In de Afrikaanse landen zijn de acties tegen AIDS die gebaseerd zijn op de promotie van het condoom in het algemeen niet doeltreffend, gedeeltelijk omdat voor een Afrikaanse man de mannelijkheid wordt uitgedrukt door het feit het grootst mogelijk aantal kinderen te hebben. Voor hem wijzigt het condoom seks in een activiteit die geen zin heeft. Het is de reden waarom — en dat is een gewichtig argument ten voordele van de uitspraak van de paus — het in Uganda ingevoerd programma een der zeldzame is die doeltreffend waren.

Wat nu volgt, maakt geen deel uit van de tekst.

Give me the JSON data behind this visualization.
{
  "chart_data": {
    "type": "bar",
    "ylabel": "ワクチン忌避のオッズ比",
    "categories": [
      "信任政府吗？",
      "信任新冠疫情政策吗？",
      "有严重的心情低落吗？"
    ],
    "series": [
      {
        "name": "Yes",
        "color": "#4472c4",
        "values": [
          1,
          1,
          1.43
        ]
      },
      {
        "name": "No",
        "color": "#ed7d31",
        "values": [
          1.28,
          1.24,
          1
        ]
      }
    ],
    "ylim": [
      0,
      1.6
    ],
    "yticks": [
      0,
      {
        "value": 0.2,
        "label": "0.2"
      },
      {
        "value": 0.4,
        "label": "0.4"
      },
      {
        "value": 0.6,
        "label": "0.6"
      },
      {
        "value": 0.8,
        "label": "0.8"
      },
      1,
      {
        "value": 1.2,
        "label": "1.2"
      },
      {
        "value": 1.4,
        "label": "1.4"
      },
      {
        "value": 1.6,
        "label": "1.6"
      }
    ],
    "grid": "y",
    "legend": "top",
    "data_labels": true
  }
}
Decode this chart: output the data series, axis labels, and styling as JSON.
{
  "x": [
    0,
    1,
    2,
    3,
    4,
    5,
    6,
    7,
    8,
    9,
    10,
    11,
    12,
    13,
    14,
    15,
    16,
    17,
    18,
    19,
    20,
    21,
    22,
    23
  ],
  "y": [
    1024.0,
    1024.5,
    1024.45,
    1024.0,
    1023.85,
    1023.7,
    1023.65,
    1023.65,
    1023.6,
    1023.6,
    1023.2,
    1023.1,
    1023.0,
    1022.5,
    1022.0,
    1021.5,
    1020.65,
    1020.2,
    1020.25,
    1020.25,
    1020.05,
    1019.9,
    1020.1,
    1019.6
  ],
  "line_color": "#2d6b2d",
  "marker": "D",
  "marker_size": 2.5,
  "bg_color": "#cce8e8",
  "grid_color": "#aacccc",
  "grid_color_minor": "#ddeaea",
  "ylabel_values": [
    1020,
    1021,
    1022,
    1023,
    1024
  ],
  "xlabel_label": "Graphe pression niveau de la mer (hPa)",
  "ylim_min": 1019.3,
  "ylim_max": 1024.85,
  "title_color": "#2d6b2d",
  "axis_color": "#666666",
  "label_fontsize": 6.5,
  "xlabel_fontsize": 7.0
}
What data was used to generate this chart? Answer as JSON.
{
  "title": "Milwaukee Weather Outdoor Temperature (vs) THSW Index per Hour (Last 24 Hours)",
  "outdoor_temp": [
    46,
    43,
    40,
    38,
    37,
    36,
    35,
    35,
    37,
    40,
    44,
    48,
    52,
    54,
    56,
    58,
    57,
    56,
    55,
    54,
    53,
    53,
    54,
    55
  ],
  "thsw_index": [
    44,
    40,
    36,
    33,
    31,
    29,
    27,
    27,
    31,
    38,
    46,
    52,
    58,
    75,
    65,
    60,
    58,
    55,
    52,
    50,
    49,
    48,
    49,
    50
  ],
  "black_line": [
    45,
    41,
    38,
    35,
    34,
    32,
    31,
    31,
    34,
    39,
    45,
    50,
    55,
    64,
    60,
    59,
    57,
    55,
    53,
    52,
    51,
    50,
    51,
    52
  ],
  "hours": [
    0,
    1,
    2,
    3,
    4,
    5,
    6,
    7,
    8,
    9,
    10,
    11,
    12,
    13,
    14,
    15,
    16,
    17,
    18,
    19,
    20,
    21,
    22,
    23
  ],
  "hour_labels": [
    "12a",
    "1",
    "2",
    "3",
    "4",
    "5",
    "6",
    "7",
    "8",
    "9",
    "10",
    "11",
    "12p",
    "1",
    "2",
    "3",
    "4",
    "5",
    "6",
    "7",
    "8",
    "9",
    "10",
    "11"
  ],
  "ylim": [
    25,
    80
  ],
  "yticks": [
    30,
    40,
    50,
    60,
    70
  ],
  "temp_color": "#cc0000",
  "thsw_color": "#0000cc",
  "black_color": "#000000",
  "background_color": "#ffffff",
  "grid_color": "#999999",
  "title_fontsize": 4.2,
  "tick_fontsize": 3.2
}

Zelfs als dit het gebruik van het condoom niet uitsluit, moedigt het een positieve verandering van het seksueel gedrag aan (trouw en onthouding), in tegenstelling tot de campagnes die op het condoom steunen, die ertoe bijdragen de betekenis van de menselijke liefde te verduisteren en zelfs te vernietigen.

 

De acties die onthouding en trouw promoten zijn beslist het enige middel om AIDS op lange termijn doelmatig te bestrijden. Er is dus geen reden opdat de Kerk de promotiecampagnes voor het condoom nuttig zou vinden voor de toekomst van de menselijke maatschappij. Maar de Kerk mag ook niet leren dat de personen die een immorele levensstijl hebben, het gebruik van het condoom zouden moeten achterwege laten.

 

Martin Rhonheimer is priester, doctor in de Filosofie, professor Ethiek en Politieke Filosofie. Dit artikel werd gepubliceerd in The Tablet op 10 juli 2004, onder de titel « The Truth about Condoms » (cf. http://www.thetablet.co.uk/article/2284 Deze tekst werd vanuit het Frans vertaald door Walter Van Goethem. De ondertitels zijn van onze redactie.


[1] Omtrent de definitie van contraceptie, cf. ook Humanae Vitae, veertig jaar later(noot van de redactie).